所々に時間軸や誰の視点かもわからないシーンが差し込まれる。それらは冒頭のシーンと同じく、物語の核心に関わることばかりである。
それ以外は、この物語はオーソドックスな舞台設定と俳優たちが配置される。
猟奇的事件の数々、密室殺人、田舎の旧家、キリスト教系の全寮制の女学校、黒魔術、学園の七不思議、女学校の黒い噂、数十年前の事件、怪しい木像。
犯人に深く関わる刑事の友人、探偵の新たな助手、思い悩む女学生とその友人、学園の天使、旧家の一癖も二癖もある家族たち、繋がりのわからぬ被害者たち、被害者の恋人、ほのめかされる真犯人。

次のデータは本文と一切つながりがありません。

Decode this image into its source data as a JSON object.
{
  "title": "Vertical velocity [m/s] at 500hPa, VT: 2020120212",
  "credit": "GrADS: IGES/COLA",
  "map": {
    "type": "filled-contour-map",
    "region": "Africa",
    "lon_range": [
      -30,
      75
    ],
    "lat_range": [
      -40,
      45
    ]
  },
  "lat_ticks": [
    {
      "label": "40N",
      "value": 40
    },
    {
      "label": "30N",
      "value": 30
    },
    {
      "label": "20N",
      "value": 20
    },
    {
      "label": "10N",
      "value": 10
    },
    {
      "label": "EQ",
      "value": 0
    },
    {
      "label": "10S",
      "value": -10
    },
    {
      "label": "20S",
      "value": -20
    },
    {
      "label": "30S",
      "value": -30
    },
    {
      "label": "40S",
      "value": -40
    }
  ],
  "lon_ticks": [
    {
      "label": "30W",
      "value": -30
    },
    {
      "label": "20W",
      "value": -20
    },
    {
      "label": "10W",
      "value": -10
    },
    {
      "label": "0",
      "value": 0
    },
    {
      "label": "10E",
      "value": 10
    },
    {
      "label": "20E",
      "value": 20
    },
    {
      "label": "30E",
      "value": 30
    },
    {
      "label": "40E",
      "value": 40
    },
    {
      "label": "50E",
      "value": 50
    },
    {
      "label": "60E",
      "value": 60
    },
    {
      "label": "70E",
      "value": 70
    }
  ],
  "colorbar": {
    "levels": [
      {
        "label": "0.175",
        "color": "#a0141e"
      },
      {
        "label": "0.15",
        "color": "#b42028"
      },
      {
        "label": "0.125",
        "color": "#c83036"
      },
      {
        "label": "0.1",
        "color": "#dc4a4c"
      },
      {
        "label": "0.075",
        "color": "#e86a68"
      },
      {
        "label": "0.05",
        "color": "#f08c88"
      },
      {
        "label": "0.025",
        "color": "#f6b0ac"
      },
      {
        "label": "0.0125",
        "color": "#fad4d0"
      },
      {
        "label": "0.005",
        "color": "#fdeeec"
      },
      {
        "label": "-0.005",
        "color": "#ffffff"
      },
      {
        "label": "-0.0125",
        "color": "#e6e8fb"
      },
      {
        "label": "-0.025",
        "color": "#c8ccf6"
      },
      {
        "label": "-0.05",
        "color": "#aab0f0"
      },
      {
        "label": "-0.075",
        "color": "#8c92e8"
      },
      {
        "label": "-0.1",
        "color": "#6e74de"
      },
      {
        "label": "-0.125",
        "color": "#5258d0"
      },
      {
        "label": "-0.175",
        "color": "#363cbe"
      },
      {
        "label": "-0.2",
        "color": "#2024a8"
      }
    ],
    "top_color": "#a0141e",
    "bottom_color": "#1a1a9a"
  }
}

事件とともに、女性の権利や性というものが、書かれている。数多くの事象をあげて、最終的な判断は読者に任せている。
この事件は後味が悪い形で、終了に向かうが、その中で幾人かの人物が救いを与えてくれる。呉美由紀や益田龍一など、今後のシリーズの主要人物なり、外伝の主人公になる人物が救いを与えてくれる。
この物語は私たちが経験した京極堂シリーズの事件に深く関わっていた。蜘蛛の糸は過去にも伸びていたのである。
最後に関口巽が出ることにより、私たちも、そして関口巽も蜘蛛の糸に囚われていたことがわかるのである。
この物語はある意味で、京極堂シリーズの前期の総括するようば物語だ。これ以降の京極堂シリーズには明確な悪意もしくは、戦前の亡霊が出てくることが多くなる。それさえも、この物語同様に「魍魎の匣」の魍魎なのだろう。
そして蜘蛛の糸は完全になくなることなく、見えにくくなっただけで糸は絡まっている。